Marcelo Sleiman Jr., a project assistant in Georgetown Lombardi’s Cancer Prevention and Control Program with Tercyak, role-played the trash in the community. “People always point at me and say that I’m the problem,” Sleiman said to students, acting in character.
Having completed their interviews, the students worked in teams to determine the problem and brainstorm possible solutions. “The main problem is the water,” said a student wearing a green shirt. “But hear me out,” a classmate replied. “It’s not the trash’s fault. It’s the people’s fault.”
When it came time to build a prototype device to solve the problem they identified, the students’ creativity came alive as they made devices to remove trash from the water with rockets, magnets, motors and filters, using hot glue guns, plastic mesh, pipe cleaners, cardboard and masking tape.
A pair of students decided to create a device to separate the trash from the gravel. “We’re helping the gravel and the trash because whenever people throw trash in the lake, they don’t have their own homes,” a student said.
With moments to spare before they ran out of time to work on their prototypes, students hurried around the workshop. “It’s okay if you’re not done,” a KID Museum staff member said. “Two minutes left to achieve what you can achieve.”
“I think we have achieved a lot,” a student said.
After cleaning up their work areas, the students presented their creations. Two students took turns explaining that their device, the Non-Pollution 3000, had a hole that sucked up trash. “I built a motor that can push the trash up to the trash can,” another student said.
Mary Rose Yockel, also a research assistant in Georgetown Lombardi’s Cancer Prevention and Control Program, role-played the people in the community. Hearing two students explain their creation was the most memorable part of her experience at the museum.
“They created a complex ‘underwater garbage vacuum incinerator’ which would help clean up the polluted lake,” she said. “They elaborately modeled their contraption with popsicle sticks, pipe cleaners, tissue paper and plastic netting.”
“As the students described their project, I realized that they not only understood the health-promoting message that the exhibit was trying to convey, but that they also were getting a lot of joy out of creating and problem-solving,” Yockel added.
Continuing to Collaborate
Tercyak hopes that students at other schools will benefit from the curriculum that KID Museum developed for the Georgetown Lombardi program. “Nothing would make us happier than to know they’re engaging with other schools,” he said. “We hope to continue with them in those experiences.”
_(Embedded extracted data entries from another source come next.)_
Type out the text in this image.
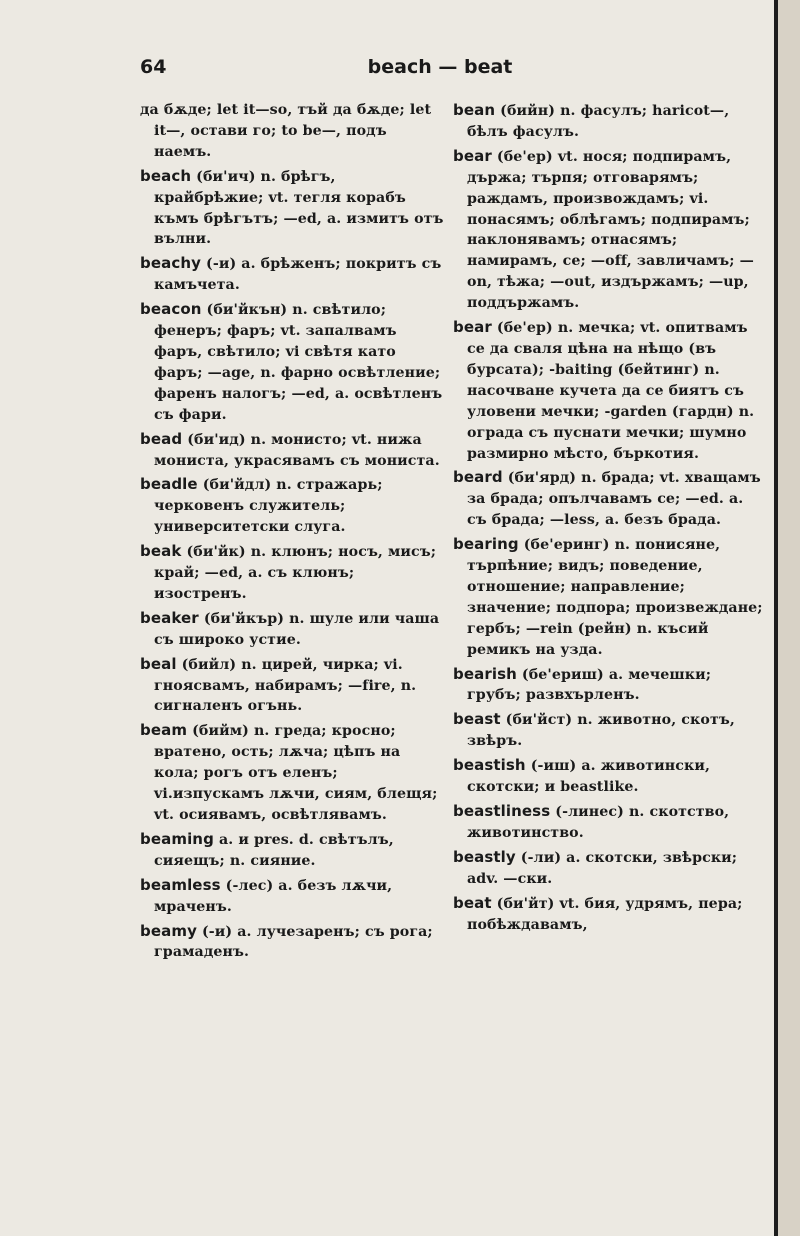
64	beach — beat

да бѫде; let it—so, тъй да бѫде; let it—, остави го; to be—, подъ наемъ.

beach (би'ич) n. брѣгъ, крайбрѣжие; vt. тегля корабъ къмъ брѣгътъ; —ed, a. измитъ отъ вълни.

beachy (-и) a. брѣженъ; покритъ съ камъчета.

beacon (би'йкън) n. свѣтило; фенеръ; фаръ; vt. запалвамъ фаръ, свѣтило; vi свѣтя като фаръ; —age, n. фарно освѣтление; фаренъ налогъ; —ed, a. освѣтленъ съ фари.

bead (би'ид) n. монисто; vt. нижа мониста, украсявамъ съ мониста.

beadle (би'йдл) n. стражарь; черковенъ служитель; университетски слуга.

beak (би'йк) n. клюнъ; носъ, мисъ; край; —ed, a. съ клюнъ; изостренъ.

beaker (би'йкър) n. шуле или чаша съ широко устие.

beal (бийл) n. цирей, чирка; vi. гноясвамъ, набирамъ; —fire, n. сигналенъ огънь.

beam (бийм) n. греда; кросно; вратено, ость; лѫча; цѣпъ на кола; рогъ отъ еленъ; vi.изпускамъ лѫчи, сиям, блещя; vt. осиявамъ, освѣтлявамъ.

beaming a. и pres. d. свѣтълъ, сияещъ; n. сияние.

beamless (-лес) a. безъ лѫчи, мраченъ.

beamy (-и) a. лучезаренъ; съ рога; грамаденъ.

bean (бийн) n. фасулъ; haricot—, бѣлъ фасулъ.

bear (бе'ер) vt. нося; подпирамъ, държа; търпя; отговарямъ; раждамъ, произвождамъ; vi. понасямъ; облѣгамъ; подпирамъ; наклонявамъ; отнасямъ; намирамъ, се; —off, завличамъ; —on, тѣжа; —out, издържамъ; —up, поддържамъ.

bear (бе'ер) n. мечка; vt. опитвамъ се да сваля цѣна на нѣщо (въ бурсата); -baiting (бейтинг) n. насочване кучета да се биятъ съ уловени мечки; -garden (гардн) n. ограда съ пуснати мечки; шумно размирно мѣсто, бъркотия.

beard (би'ярд) n. брада; vt. хващамъ за брада; опълчавамъ се; —ed. a. съ брада; —less, a. безъ брада.

bearing (бе'еринг) n. понисяне, търпѣние; видъ; поведение, отношение; направление; значение; подпора; произвеждане; гербъ; —rein (рейн) n. късий ремикъ на узда.

bearish (бе'ериш) a. мечешки; грубъ; развхърленъ.

beast (би'йст) n. животно, скотъ, звѣръ.

beastish (-иш) a. животински, скотски; и beastlike.

beastliness (-линес) n. скотство, животинство.

beastly (-ли) a. скотски, звѣрски; adv. —ски.

beat (би'йт) vt. бия, удрямъ, пера; побѣждавамъ,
Going forward, Riggins would like to see the curriculum evolve over time. “We’d love for this to be a project that we grow to other elementary schools, potentially other stations and other concepts,” she said.
In the future, Riggins and Tercyak agreed that the program could be supported by career development grants. “If you want researchers, physicians, nurses and everyone else in health care to reflect the community, that can begin right now,” Tercyak said.
“You have to encourage and maintain children’s interest in science and medicine and wanting to push discovery,” Tercyak added. “That continues through to cancer research. And that, more than anything else, is what drives this.”
More Scenes from the Day
The Georgetown Lombardi team (from left): Kenneth Tercyak, PhD; Olga Rodriguez, MD, PhD; Rebecca Riggins, PhD (kneeling); Chiranjeev Dash, MBBS, PhD, MPH; Ayesha Shajahan Haq, PhD; Marcelo Sleiman Jr.; Mary Rose Yockel; and Chul Kim, MD, MPH
Students tested structures they created to block UV light at a table outfitted with solar panels that powered motors that spun pieces of cardboard. Blocking the lights hung above the table stopped the spinning cardboard.
Rebecca Riggins and a KID Museum staffer assisted students at a computer coding station inspired by the immune system.
Chiranjeev Dash talked with students during an activity.
Olga Rodriguez supervised students using a heat gun.